Ключ от двери
Шрифт:
Обычно в сушилке Брайн, подобрав кусок картона, экзаменовал Билла, проверяя, хорошо ли тот знает условные знаки, географическую сетку, линейный и цифровой масштаб, определение магнитного склонения, истинного курса и румба. Кусок картона покрывался сложными символами, которые всякому несведущему показались бы китайской грамотой; Брайн объяснял также, как снимать профиль с карты. Все свои знания он почерпнул из картографического руководства, которое нашел субботним вечером в одной из городских книжных лавок. Он с увлечением читал эту книжку несколько недель, но совсем забросил се, когда начал гулять с Полин, и не вспоминал о ней, пока в один прекрасный день Билл не сказал, что ему чертовски трудно приходится, потому что у него экзамены на аттестат первого класса, а он в картах ничего не смыслит.
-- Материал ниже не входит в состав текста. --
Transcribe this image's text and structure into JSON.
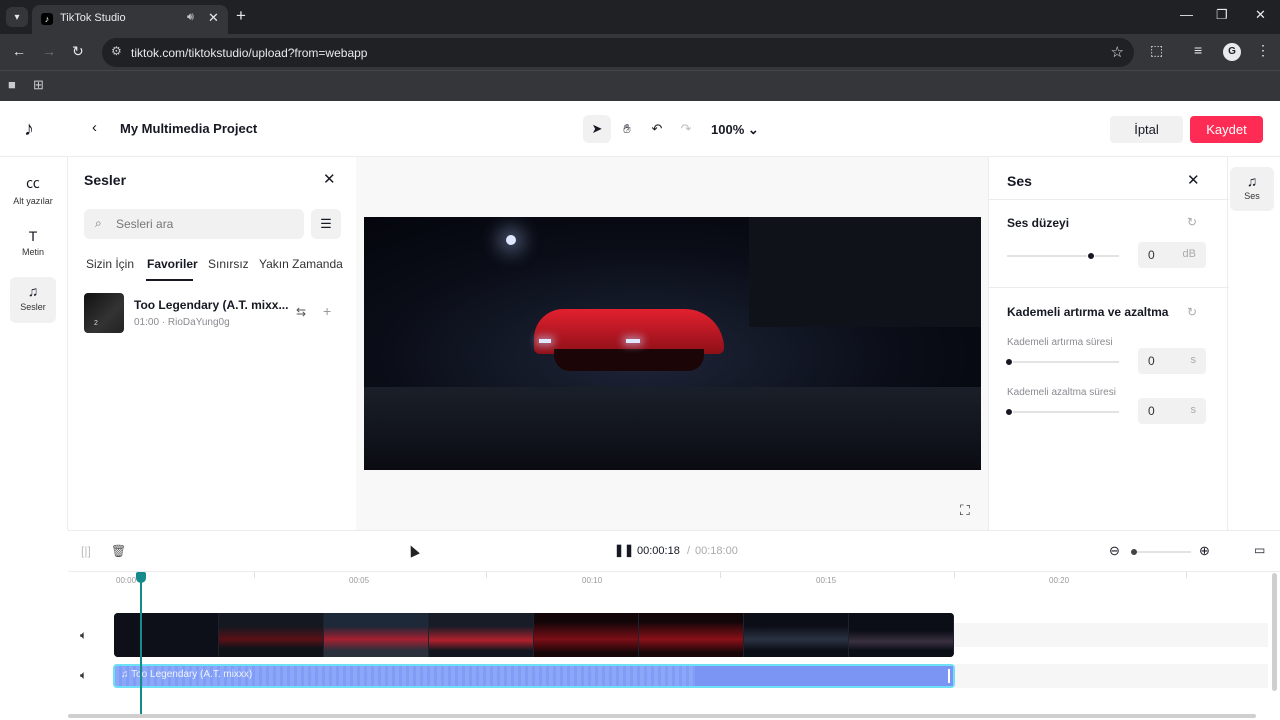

Билл сегодня тоже вызвался очищать дымоходы, но Брайн проработал чуть ли не до вечера и почти очистил половину трубы (сыт по горло и еле жив, в глотке сажа, задыхаешься и потеешь), а Билла все не видно, и он начал подозревать, что Билла назначили на какую-то работу полегче, например во дворе, на свежем воздухе, поднимать на веревке ведра с золой, а потом грузить
Он проглотил слюну — во рту было полно сажи — и продолжал копать, теперь уже почти у того колена трубы, где он надеялся встретить Билла Эддисона. Он смертельно устал — казалось, кто-то закрывает ему глаза ватой, — с трудом преодолевал искушение бросить лопату и тут же уснуть; это была нестерпимая усталость, которая обычно одолевала его во второй половине рабочего дня и от которой все тело становилось каким-то вялым, а глаза слипались и ему приходилось бороться с собой, чтобы не закрыть их, совсем отгородившись от мира. Обычно этот мир, открывавшийся ему при свете солнца, был такой яркий и многоцветный, на него нельзя было не обращать внимания, но здесь черному мраку помогали тепло и удушливый запах сажи, которую он механически насыпал в низкий лоток, прижатый ногой к стенке; им все сильнее овладевало желание свернуться калачиком на мягкой куче сажи и позабыть обо всех этих мыслях. И. хотя коварное желание гнездилось в нем, оно не облеклось еще в слова, и, борясь с этим желанием, он не давал словам прорваться наружу. В этом теперешнем примитивном существовании ему удавалось поддерживать душевное равновесие только мерными взмахами лопаты, беззвучно врезавшейся в слой сажи, мягкой, точно масло, и даже еще мягче — лопата скользила словно по бархатной ткани. Он с удовлетворением услышал, как, достигнув кладки, сталь приглушенно заскребла по кирпичу. В конце дымохода зола кое-где затвердела, превратившись в маленькие ноздреватые комки, здесь было жарче, и вообще за весь этот день ему еще ни разу не было так невыносимо тяжело.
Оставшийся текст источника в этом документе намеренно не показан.